Hi, I’m Christopher Lavin. I’m an attorney with the Lavin Law Group here in Lebanon, Ohio. And a big part of elder law is crisis planning or long term care planning. So we get a lot of questions in that regards.
Now, one of the main portions of our state is the real estate. And when we get a little older families coming come they together a little more than ever before. And sometimes I’ll review a deed and I see both names on the deed. And I have to ask, what was the purpose of that? Was it that you purchased it together?

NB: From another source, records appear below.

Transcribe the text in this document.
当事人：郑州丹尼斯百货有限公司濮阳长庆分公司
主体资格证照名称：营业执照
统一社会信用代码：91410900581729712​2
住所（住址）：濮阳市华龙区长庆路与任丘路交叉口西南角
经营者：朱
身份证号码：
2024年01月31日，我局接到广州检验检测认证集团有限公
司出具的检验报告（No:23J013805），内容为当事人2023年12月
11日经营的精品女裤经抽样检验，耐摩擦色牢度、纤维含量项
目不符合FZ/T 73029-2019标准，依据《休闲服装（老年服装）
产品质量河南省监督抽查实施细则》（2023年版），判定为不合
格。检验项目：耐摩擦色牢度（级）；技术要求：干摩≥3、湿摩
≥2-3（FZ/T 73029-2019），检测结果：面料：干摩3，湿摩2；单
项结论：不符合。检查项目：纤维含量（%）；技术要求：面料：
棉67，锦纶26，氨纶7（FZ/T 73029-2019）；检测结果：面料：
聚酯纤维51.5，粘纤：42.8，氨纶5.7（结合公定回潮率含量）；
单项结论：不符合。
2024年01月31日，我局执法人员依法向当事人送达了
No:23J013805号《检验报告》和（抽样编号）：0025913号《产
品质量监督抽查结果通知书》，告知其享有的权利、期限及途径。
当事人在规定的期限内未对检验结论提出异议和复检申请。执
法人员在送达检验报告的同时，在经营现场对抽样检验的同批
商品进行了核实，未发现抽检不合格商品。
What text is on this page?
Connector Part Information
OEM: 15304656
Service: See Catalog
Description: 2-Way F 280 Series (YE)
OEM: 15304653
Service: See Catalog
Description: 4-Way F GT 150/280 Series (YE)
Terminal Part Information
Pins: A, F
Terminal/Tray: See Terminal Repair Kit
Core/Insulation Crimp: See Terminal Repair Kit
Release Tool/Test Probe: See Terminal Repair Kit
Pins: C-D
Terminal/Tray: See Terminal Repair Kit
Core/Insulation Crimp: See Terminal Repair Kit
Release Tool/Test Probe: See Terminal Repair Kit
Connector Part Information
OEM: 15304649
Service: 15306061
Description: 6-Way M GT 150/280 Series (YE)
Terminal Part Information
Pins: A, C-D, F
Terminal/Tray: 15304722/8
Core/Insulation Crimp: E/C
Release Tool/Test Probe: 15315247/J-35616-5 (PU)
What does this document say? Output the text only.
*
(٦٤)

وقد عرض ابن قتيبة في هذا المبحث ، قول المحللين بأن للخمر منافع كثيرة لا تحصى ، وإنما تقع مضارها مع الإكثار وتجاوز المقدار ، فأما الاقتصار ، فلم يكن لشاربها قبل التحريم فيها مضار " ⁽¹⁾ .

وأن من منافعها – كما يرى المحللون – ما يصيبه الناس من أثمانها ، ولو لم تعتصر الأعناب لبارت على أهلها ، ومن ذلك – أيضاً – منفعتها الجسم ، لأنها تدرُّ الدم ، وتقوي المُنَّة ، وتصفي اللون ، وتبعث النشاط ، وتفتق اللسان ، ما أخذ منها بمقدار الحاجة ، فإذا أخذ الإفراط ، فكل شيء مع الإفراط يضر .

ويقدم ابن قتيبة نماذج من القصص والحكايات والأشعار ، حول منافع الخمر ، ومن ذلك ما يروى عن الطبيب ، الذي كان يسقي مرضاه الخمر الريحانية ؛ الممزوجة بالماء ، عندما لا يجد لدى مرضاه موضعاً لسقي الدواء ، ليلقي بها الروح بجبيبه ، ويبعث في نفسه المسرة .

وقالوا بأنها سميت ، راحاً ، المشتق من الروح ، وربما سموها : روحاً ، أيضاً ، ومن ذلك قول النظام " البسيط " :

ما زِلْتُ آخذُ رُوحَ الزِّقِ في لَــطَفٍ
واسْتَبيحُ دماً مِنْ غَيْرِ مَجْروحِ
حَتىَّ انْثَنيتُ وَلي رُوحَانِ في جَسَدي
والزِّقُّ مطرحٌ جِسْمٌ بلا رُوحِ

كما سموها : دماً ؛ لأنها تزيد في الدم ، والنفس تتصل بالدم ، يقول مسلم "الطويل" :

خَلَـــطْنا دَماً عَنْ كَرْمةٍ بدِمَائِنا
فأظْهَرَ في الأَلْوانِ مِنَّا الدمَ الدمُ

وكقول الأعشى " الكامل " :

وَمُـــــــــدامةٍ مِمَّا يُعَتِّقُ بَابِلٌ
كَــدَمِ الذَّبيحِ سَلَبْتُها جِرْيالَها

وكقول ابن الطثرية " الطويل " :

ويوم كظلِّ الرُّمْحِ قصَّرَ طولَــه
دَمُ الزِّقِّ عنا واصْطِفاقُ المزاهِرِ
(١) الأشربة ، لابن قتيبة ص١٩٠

Were you trying to do some probate avoidance? Was it a long term care plan? And based on that answer, I can make the next recommendation. One thing I have to do is I have to be concerned about both names. And I did for for a few reasons. One, it’s a liability issue. If one of the persons on the deed has an accident get sued, the other person’s interest can be at risk.
Another issues can be tax consequences. Simply adding a name to a deed is not a cure all. Because now the IRS may say, you over gifted and we may cause unnecessary capital gains and it’s not always a long term care solution. Simply adding your name to a deed is not always enough. A lot of folks will say, Well, isn’t it half mine, half my mother’s, It can be.
But a good caseworker is going to ask for contribution. What did that child put into that house? And that’s what we’ll give them back so it can cloud title. And I’m not saying it can cloud title. We have to look at that. I know our goals can be to preserve a portion of this estate that can be cleaner ways to do it through trust planning especially.
So please, if you’re going to add a name to the deed, go through all the pros and cons with your advisors before it, before you do so.